As the health care debate sizzles into late summer, the Democratic Party - knocked to its heels by sagging public support - is pushing back with national and targeted television ads aimed at dismissing Republican Party rhetoric.
Democratic leaders are hitting the Republican Party as the party of “do nothing,” criticizing Republicans for offering no viable alternative to fix the most expensive health care system in the world that leaves an estimated 45 million Americans uninsured.
In a national cable television advertisement running this month titled “The cost of doing nothing,” the DNC says families, small businesses and the economy will suffer without immediate and comprehensive health care reform.
“Republicans prefer the status quo, so we thought it important to highlight the cost of doing nothing,” said DNC spokesman Hari Sevugan said. “They’re offering nothing, and we thought that was a very important distinction to make.”
Tom Miller, a health care expert with the conservative American Enterprise Institute, calls the Democrat’s strategy “tactical desperation.”
“It suggests a position of weakness rather than strength,” he said.
Mr. Miller adds that the administration and Democrats are hoping to deflect criticism of a flawed health care plan by singling out the insurance industry because it’s an “entity that polls worse than the current congressional health legislation.”
For the Republicans part, no national television or radio campaign is planned for the coming weeks to attack the Democrats’ proposal. Instead, the Republican National Committee is hoping to capitalize on the Democrats’ waning public support by airing attack radio ads in the districts of four conservative House Democrats who support the legislation.

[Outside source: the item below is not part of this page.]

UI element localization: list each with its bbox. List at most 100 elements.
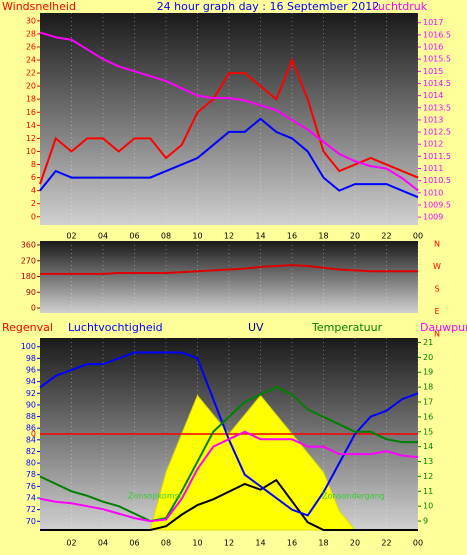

“Our campaign (this month) has been totally targeted,” said RNC spokeswoman Gail Gitcho. She said the ad buy cost about $1 million.
While polls show public support for the administration’s health care plan has dropped in recent months, there remains significant interest in reforming the nation’s health care system on some level.
A Rasmussen Reports national telephone survey taken Aug. 1-2 shows that 48 percent of voters rate the U.S. health care system as good or excellent - an increase of 13 percentage points from a similar poll taken in May. A year ago, just 29 percent of likely voters rated the system in such positive terms.
The latest Rasmussen survey also shows that just 19 percent of respondents rate the nation’s health care system as poor. The poll also shows that 80 percent of those with insurance rate their own coverage as good or excellent - up from 70 percent in May.